Above: Hal Lovett and John Behnke enjoy one of the newly installed benches.
Hal Lovett has lived in the Sea Isle Park neighborhood for most of his life and wouldn’t trade it for any other area of Memphis. He loves it almost as much as he loves his dogs, Baxter and Sam, and of course his beautiful wife, Kimmie.
In this close-knit community there stood an eye sore, a vacant baseball field, and Hal had big dreams, one that would bring people in the community even that much closer together.
“This field had sat empty for about 12-15 years and was a perfect spot for a neighborhood dog park,” said Hal, who has since been dubbed the Mayor of Sea Isle Dog Park. “Why not create a Rainbow Bridge for Living Dogs where they can play, make friends and bring neighbors together?”
So, Hal set out on a mission. He first approached the Sea Isle Park Neighborhood Association, who gave him the thumbs up. Together, Hal and association president John Behnke, went before the City Council to seek a permit. It was unanimous. The Council said if you can raise the funds, go for it.

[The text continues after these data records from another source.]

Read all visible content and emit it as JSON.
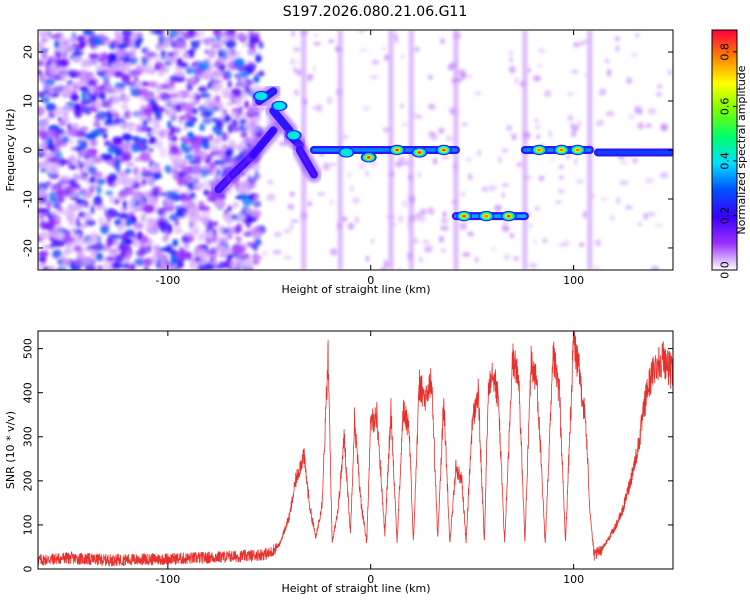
{
  "title": "S197.2026.080.21.06.G11",
  "chart_data": [
    {
      "type": "heatmap",
      "name": "spectrogram",
      "xlabel": "Height of straight line (km)",
      "ylabel": "Frequency (Hz)",
      "xlim": [
        -164,
        149
      ],
      "ylim": [
        -24.5,
        24.5
      ],
      "xticks": [
        "-100",
        "0",
        "100"
      ],
      "xtick_values": [
        -100,
        0,
        100
      ],
      "yticks": [
        "-20",
        "-10",
        "0",
        "10",
        "20"
      ],
      "ytick_values": [
        -20,
        -10,
        0,
        10,
        20
      ],
      "colorbar": {
        "label": "Normalized spectral amplitude",
        "range": [
          0,
          0.88
        ],
        "ticks": [
          "0.0",
          "0.2",
          "0.4",
          "0.6",
          "0.8"
        ],
        "tick_values": [
          0.0,
          0.2,
          0.4,
          0.6,
          0.8
        ],
        "colors": [
          "#ffffff",
          "#9a30ff",
          "#3a00ff",
          "#0050ff",
          "#00e0ff",
          "#00ff6a",
          "#7aff00",
          "#ffff00",
          "#ff8000",
          "#ff0040"
        ]
      },
      "noise_region_x": [
        -164,
        -58
      ],
      "signal_track": [
        {
          "x": [
            -75,
            -68
          ],
          "freq": [
            -8,
            -5
          ],
          "amp": 0.3
        },
        {
          "x": [
            -68,
            -58
          ],
          "freq": [
            -5,
            -1
          ],
          "amp": 0.3
        },
        {
          "x": [
            -58,
            -48
          ],
          "freq": [
            -1,
            4
          ],
          "amp": 0.35
        },
        {
          "x": [
            -55,
            -48
          ],
          "freq": [
            10,
            12
          ],
          "amp": 0.45
        },
        {
          "x": [
            -48,
            -40
          ],
          "freq": [
            8,
            4
          ],
          "amp": 0.4
        },
        {
          "x": [
            -40,
            -35
          ],
          "freq": [
            3,
            1
          ],
          "amp": 0.4
        },
        {
          "x": [
            -35,
            -28
          ],
          "freq": [
            0,
            -5
          ],
          "amp": 0.3
        },
        {
          "x": [
            -28,
            42
          ],
          "freq": [
            0,
            0
          ],
          "amp": 0.6
        },
        {
          "x": [
            42,
            76
          ],
          "freq": [
            -13.5,
            -13.5
          ],
          "amp": 0.65
        },
        {
          "x": [
            76,
            108
          ],
          "freq": [
            0,
            0
          ],
          "amp": 0.6
        },
        {
          "x": [
            112,
            148
          ],
          "freq": [
            -0.5,
            -0.5
          ],
          "amp": 0.5
        }
      ],
      "hotspots": [
        {
          "x": -54,
          "freq": 11,
          "amp": 0.45
        },
        {
          "x": -45,
          "freq": 9,
          "amp": 0.4
        },
        {
          "x": -38,
          "freq": 3,
          "amp": 0.45
        },
        {
          "x": -12,
          "freq": -0.5,
          "amp": 0.5
        },
        {
          "x": -1,
          "freq": -1.5,
          "amp": 0.85
        },
        {
          "x": 13,
          "freq": 0,
          "amp": 0.85
        },
        {
          "x": 24,
          "freq": -0.5,
          "amp": 0.85
        },
        {
          "x": 36,
          "freq": 0,
          "amp": 0.85
        },
        {
          "x": 46,
          "freq": -13.5,
          "amp": 0.85
        },
        {
          "x": 57,
          "freq": -13.5,
          "amp": 0.8
        },
        {
          "x": 68,
          "freq": -13.5,
          "amp": 0.85
        },
        {
          "x": 83,
          "freq": 0,
          "amp": 0.8
        },
        {
          "x": 94,
          "freq": 0,
          "amp": 0.8
        },
        {
          "x": 102,
          "freq": 0,
          "amp": 0.8
        }
      ],
      "vertical_streaks_x": [
        -33,
        -15,
        10,
        20,
        42,
        76,
        108
      ]
    },
    {
      "type": "line",
      "name": "snr",
      "xlabel": "Height of straight line (km)",
      "ylabel": "SNR (10 * v/v)",
      "xlim": [
        -164,
        149
      ],
      "ylim": [
        0,
        540
      ],
      "xticks": [
        "-100",
        "0",
        "100"
      ],
      "xtick_values": [
        -100,
        0,
        100
      ],
      "yticks": [
        "0",
        "100",
        "200",
        "300",
        "400",
        "500"
      ],
      "ytick_values": [
        0,
        100,
        200,
        300,
        400,
        500
      ],
      "color": "#e8302d",
      "x": [
        -164,
        -150,
        -130,
        -110,
        -90,
        -70,
        -60,
        -50,
        -45,
        -40,
        -37,
        -33,
        -30,
        -27,
        -24,
        -21,
        -19,
        -16,
        -13,
        -10,
        -8,
        -5,
        -2,
        0,
        3,
        7,
        10,
        13,
        16,
        19,
        21,
        24,
        27,
        30,
        33,
        36,
        39,
        42,
        45,
        47,
        50,
        53,
        56,
        58,
        60,
        63,
        66,
        70,
        73,
        76,
        79,
        82,
        86,
        90,
        93,
        96,
        100,
        103,
        106,
        108,
        110,
        113,
        116,
        120,
        124,
        128,
        132,
        136,
        140,
        144,
        149
      ],
      "y": [
        20,
        25,
        20,
        22,
        24,
        28,
        30,
        35,
        55,
        120,
        200,
        260,
        140,
        70,
        150,
        480,
        60,
        140,
        300,
        80,
        340,
        160,
        60,
        330,
        350,
        80,
        360,
        60,
        360,
        320,
        60,
        420,
        380,
        430,
        70,
        380,
        60,
        230,
        200,
        60,
        330,
        400,
        60,
        410,
        460,
        380,
        60,
        480,
        430,
        60,
        470,
        420,
        60,
        480,
        400,
        60,
        520,
        440,
        330,
        140,
        30,
        40,
        60,
        90,
        130,
        200,
        280,
        400,
        460,
        480,
        440
      ]
    }
  ]
}
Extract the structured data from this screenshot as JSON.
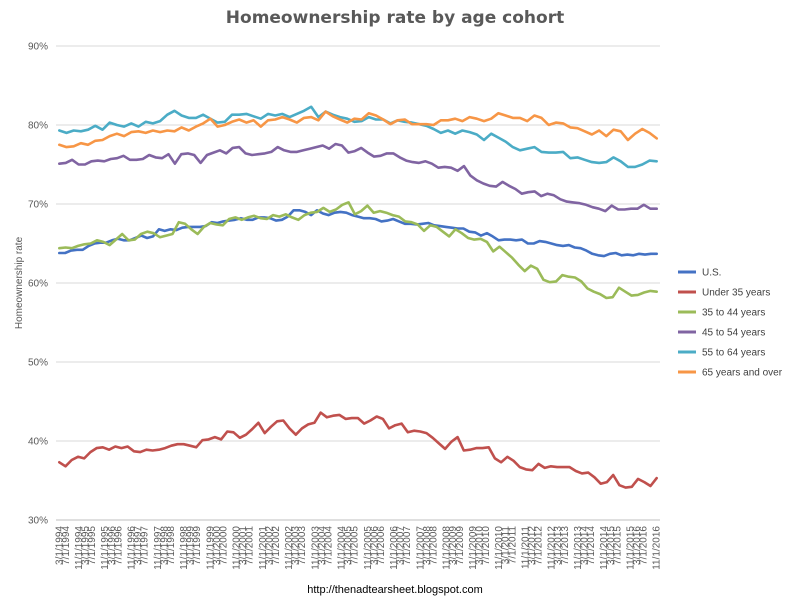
{
  "chart_data": {
    "type": "line",
    "title": "Homeownership rate by age cohort",
    "ylabel": "Homeownership rate",
    "xlabel": "",
    "ylim": [
      30,
      90
    ],
    "yticks": [
      "30%",
      "40%",
      "50%",
      "60%",
      "70%",
      "80%",
      "90%"
    ],
    "grid": "horizontal",
    "legend_position": "right",
    "x_start": "1994Q1",
    "x_tick_labels": [
      "3/1/1994",
      "7/1/1994",
      "11/1/1994",
      "3/1/1995",
      "7/1/1995",
      "11/1/1995",
      "3/1/1996",
      "7/1/1996",
      "11/1/1996",
      "3/1/1997",
      "7/1/1997",
      "11/1/1997",
      "3/1/1998",
      "7/1/1998",
      "11/1/1998",
      "3/1/1999",
      "7/1/1999",
      "11/1/1999",
      "3/1/2000",
      "7/1/2000",
      "11/1/2000",
      "3/1/2001",
      "7/1/2001",
      "11/1/2001",
      "3/1/2002",
      "7/1/2002",
      "11/1/2002",
      "3/1/2003",
      "7/1/2003",
      "11/1/2003",
      "3/1/2004",
      "7/1/2004",
      "11/1/2004",
      "3/1/2005",
      "7/1/2005",
      "11/1/2005",
      "3/1/2006",
      "7/1/2006",
      "11/1/2006",
      "3/1/2007",
      "7/1/2007",
      "11/1/2007",
      "3/1/2008",
      "7/1/2008",
      "11/1/2008",
      "3/1/2009",
      "7/1/2009",
      "11/1/2009",
      "3/1/2010",
      "7/1/2010",
      "11/1/2010",
      "3/1/2011",
      "7/1/2011",
      "11/1/2011",
      "3/1/2012",
      "7/1/2012",
      "11/1/2012",
      "3/1/2013",
      "7/1/2013",
      "11/1/2013",
      "3/1/2014",
      "7/1/2014",
      "11/1/2014",
      "3/1/2015",
      "7/1/2015",
      "11/1/2015",
      "3/1/2016",
      "7/1/2016",
      "11/1/2016"
    ],
    "series": [
      {
        "name": "U.S.",
        "color": "#4472c4",
        "values": [
          63.8,
          63.8,
          64.1,
          64.2,
          64.2,
          64.7,
          65.0,
          65.1,
          65.1,
          65.4,
          65.6,
          65.4,
          65.4,
          65.7,
          66.0,
          65.7,
          65.9,
          66.8,
          66.6,
          66.8,
          66.7,
          67.0,
          67.1,
          67.1,
          67.1,
          67.2,
          67.7,
          67.6,
          67.8,
          67.9,
          68.0,
          68.2,
          68.0,
          68.0,
          68.3,
          68.3,
          68.2,
          67.9,
          68.0,
          68.4,
          69.2,
          69.2,
          69.0,
          68.6,
          69.2,
          68.8,
          68.6,
          68.9,
          69.0,
          68.9,
          68.6,
          68.4,
          68.2,
          68.2,
          68.1,
          67.8,
          67.9,
          68.1,
          67.8,
          67.5,
          67.5,
          67.4,
          67.5,
          67.6,
          67.3,
          67.2,
          67.1,
          67.0,
          66.9,
          66.9,
          66.5,
          66.4,
          66.0,
          66.3,
          65.9,
          65.4,
          65.5,
          65.5,
          65.4,
          65.5,
          65.0,
          65.0,
          65.3,
          65.2,
          65.0,
          64.8,
          64.7,
          64.8,
          64.5,
          64.4,
          64.1,
          63.7,
          63.5,
          63.4,
          63.7,
          63.8,
          63.5,
          63.6,
          63.5,
          63.7,
          63.6,
          63.7,
          63.7
        ]
      },
      {
        "name": "Under 35 years",
        "color": "#c0504d",
        "values": [
          37.3,
          36.8,
          37.6,
          38.0,
          37.8,
          38.6,
          39.1,
          39.2,
          38.9,
          39.3,
          39.1,
          39.3,
          38.7,
          38.6,
          38.9,
          38.8,
          38.9,
          39.1,
          39.4,
          39.6,
          39.6,
          39.4,
          39.2,
          40.1,
          40.2,
          40.5,
          40.2,
          41.2,
          41.1,
          40.4,
          40.8,
          41.5,
          42.3,
          41.0,
          41.8,
          42.5,
          42.6,
          41.6,
          40.8,
          41.6,
          42.1,
          42.3,
          43.6,
          43.0,
          43.2,
          43.3,
          42.8,
          42.9,
          42.9,
          42.2,
          42.6,
          43.1,
          42.8,
          41.6,
          42.0,
          42.2,
          41.1,
          41.3,
          41.2,
          41.0,
          40.4,
          39.7,
          39.0,
          39.9,
          40.5,
          38.8,
          38.9,
          39.1,
          39.1,
          39.2,
          37.8,
          37.3,
          38.0,
          37.5,
          36.7,
          36.4,
          36.3,
          37.1,
          36.6,
          36.8,
          36.7,
          36.7,
          36.7,
          36.2,
          35.9,
          36.0,
          35.4,
          34.6,
          34.8,
          35.7,
          34.4,
          34.1,
          34.2,
          35.2,
          34.8,
          34.3,
          35.3
        ]
      },
      {
        "name": "35 to 44 years",
        "color": "#9bbb59",
        "values": [
          64.4,
          64.5,
          64.4,
          64.7,
          64.9,
          65.0,
          65.4,
          65.2,
          64.8,
          65.5,
          66.2,
          65.4,
          65.5,
          66.2,
          66.5,
          66.3,
          65.8,
          66.0,
          66.2,
          67.7,
          67.5,
          66.8,
          66.2,
          67.1,
          67.6,
          67.4,
          67.3,
          68.1,
          68.3,
          68.0,
          68.3,
          68.5,
          68.2,
          68.1,
          68.6,
          68.4,
          68.7,
          68.3,
          68.0,
          68.6,
          68.9,
          69.0,
          69.5,
          69.0,
          69.3,
          69.9,
          70.2,
          68.7,
          69.1,
          69.8,
          68.9,
          69.1,
          68.9,
          68.6,
          68.4,
          67.8,
          67.7,
          67.4,
          66.6,
          67.3,
          67.1,
          66.5,
          65.9,
          66.8,
          66.3,
          65.7,
          65.5,
          65.6,
          65.2,
          64.0,
          64.6,
          63.9,
          63.2,
          62.3,
          61.5,
          62.2,
          61.8,
          60.4,
          60.1,
          60.2,
          61.0,
          60.8,
          60.7,
          60.2,
          59.3,
          58.9,
          58.6,
          58.1,
          58.2,
          59.4,
          58.9,
          58.4,
          58.5,
          58.8,
          59.0,
          58.9
        ]
      },
      {
        "name": "45 to 54 years",
        "color": "#8064a2",
        "values": [
          75.1,
          75.2,
          75.6,
          75.0,
          75.0,
          75.4,
          75.5,
          75.4,
          75.7,
          75.8,
          76.1,
          75.6,
          75.6,
          75.7,
          76.2,
          75.9,
          75.8,
          76.3,
          75.1,
          76.3,
          76.4,
          76.2,
          75.2,
          76.2,
          76.5,
          76.8,
          76.4,
          77.1,
          77.2,
          76.4,
          76.2,
          76.3,
          76.4,
          76.6,
          77.2,
          76.8,
          76.6,
          76.6,
          76.8,
          77.0,
          77.2,
          77.4,
          77.0,
          77.6,
          77.4,
          76.5,
          76.7,
          77.1,
          76.5,
          76.0,
          76.1,
          76.4,
          76.4,
          75.9,
          75.5,
          75.3,
          75.2,
          75.4,
          75.1,
          74.6,
          74.7,
          74.6,
          74.2,
          74.8,
          73.6,
          73.0,
          72.6,
          72.3,
          72.2,
          72.8,
          72.3,
          71.9,
          71.3,
          71.5,
          71.6,
          71.0,
          71.3,
          71.1,
          70.6,
          70.3,
          70.2,
          70.1,
          69.9,
          69.6,
          69.4,
          69.1,
          69.8,
          69.3,
          69.3,
          69.4,
          69.4,
          69.9,
          69.4,
          69.4
        ]
      },
      {
        "name": "55 to 64 years",
        "color": "#4bacc6",
        "values": [
          79.3,
          79.0,
          79.3,
          79.2,
          79.4,
          79.9,
          79.4,
          80.3,
          80.0,
          79.8,
          80.2,
          79.8,
          80.4,
          80.2,
          80.5,
          81.3,
          81.8,
          81.2,
          80.9,
          80.9,
          81.3,
          80.8,
          80.3,
          80.4,
          81.3,
          81.3,
          81.4,
          81.1,
          80.8,
          81.4,
          81.2,
          81.4,
          81.0,
          81.4,
          81.8,
          82.3,
          81.0,
          81.7,
          81.3,
          81.0,
          80.8,
          80.4,
          80.5,
          81.0,
          80.7,
          80.7,
          80.2,
          80.6,
          80.4,
          80.3,
          80.1,
          79.9,
          79.5,
          79.0,
          79.3,
          78.9,
          79.3,
          79.1,
          78.8,
          78.1,
          78.9,
          78.4,
          77.9,
          77.2,
          76.8,
          77.0,
          77.2,
          76.6,
          76.5,
          76.5,
          76.6,
          75.8,
          75.9,
          75.6,
          75.3,
          75.2,
          75.3,
          75.9,
          75.4,
          74.7,
          74.7,
          75.0,
          75.5,
          75.4
        ]
      },
      {
        "name": "65 years and over",
        "color": "#f79646",
        "values": [
          77.5,
          77.2,
          77.3,
          77.7,
          77.5,
          78.0,
          78.1,
          78.6,
          78.9,
          78.6,
          79.1,
          79.2,
          79.0,
          79.3,
          79.1,
          79.3,
          79.2,
          79.7,
          79.3,
          79.8,
          80.2,
          80.8,
          79.8,
          80.0,
          80.4,
          80.7,
          80.3,
          80.6,
          79.8,
          80.6,
          80.7,
          81.0,
          80.7,
          80.3,
          80.9,
          81.0,
          80.6,
          81.7,
          81.1,
          80.7,
          80.3,
          80.8,
          80.7,
          81.5,
          81.2,
          80.7,
          80.1,
          80.6,
          80.7,
          80.1,
          80.1,
          80.1,
          80.0,
          80.6,
          80.6,
          80.8,
          80.5,
          81.0,
          80.8,
          80.5,
          80.8,
          81.5,
          81.2,
          80.9,
          80.9,
          80.5,
          81.2,
          80.9,
          80.0,
          80.3,
          80.2,
          79.7,
          79.6,
          79.2,
          78.8,
          79.3,
          78.6,
          79.4,
          79.2,
          78.1,
          78.9,
          79.5,
          79.0,
          78.3
        ]
      }
    ]
  },
  "footer": {
    "credit": "http://thenadtearsheet.blogspot.com"
  }
}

“It took two years from the time we began until we opened the gates in September 2018,” said Hal. “We raised $59,000 in private donations, which included sponsorships from Memphis-owned and based Hollywood Feed, and others in the private sector. Hollywood Feed retains the naming rights to the Dog Park.”
Hal, along with a team of volunteers, keep the ideas flowing and the park in mint condition. They spread seed and fertilizer, lay sod, and raise funds. The city supplies the poop bags and mows the lawn. In the fall of 2019, in a fundraiser for water fountains, the city and county matched dollar for dollar every private donation from neighbors and other members of the community.
“It’s always a work in progress,” says Hal as he ushered me to a newly installed cement pad with water fountains for dogs and their parents. As we sat on one of the currently four benches looking out around the 2.5 acres, you’d never imagined it was once an abandoned ball field. There are berms for the dogs to jump over, three poopbag and disposal stations, seven new maple cypress trees and the newly installed French drains to eliminate standing water and mud.
“It was Hal’s idea to build the berms,” said John. “The dogs have a blast bounding over the hills. Whenever we have a new idea, we go before the Park Commission for approval, and because they have such great confidence in our association and the dedicated volunteers, they approve and let us take the lead.”
“Penny and I come here several times a week and have made lots of friends,” said Penny’s mom.
For those reluctant to bring their pups around a large crowd, take it from Hal. “The dogs line up at the gate eager to get in on the fun. Once they are in the park and off their leashes, they learn how to get along,” he said. “They just work it out right away.”
“When I moved into the area, I knew it was a perfect place for a dog park,” said one resident. “I’m glad you made the vision happen.”
Sea Isle Park Dog Park is the only neighborhood dog park in Memphis. “If there’s one thing I’ve learned, if you have a great idea and it benefits people, you can make it happen.”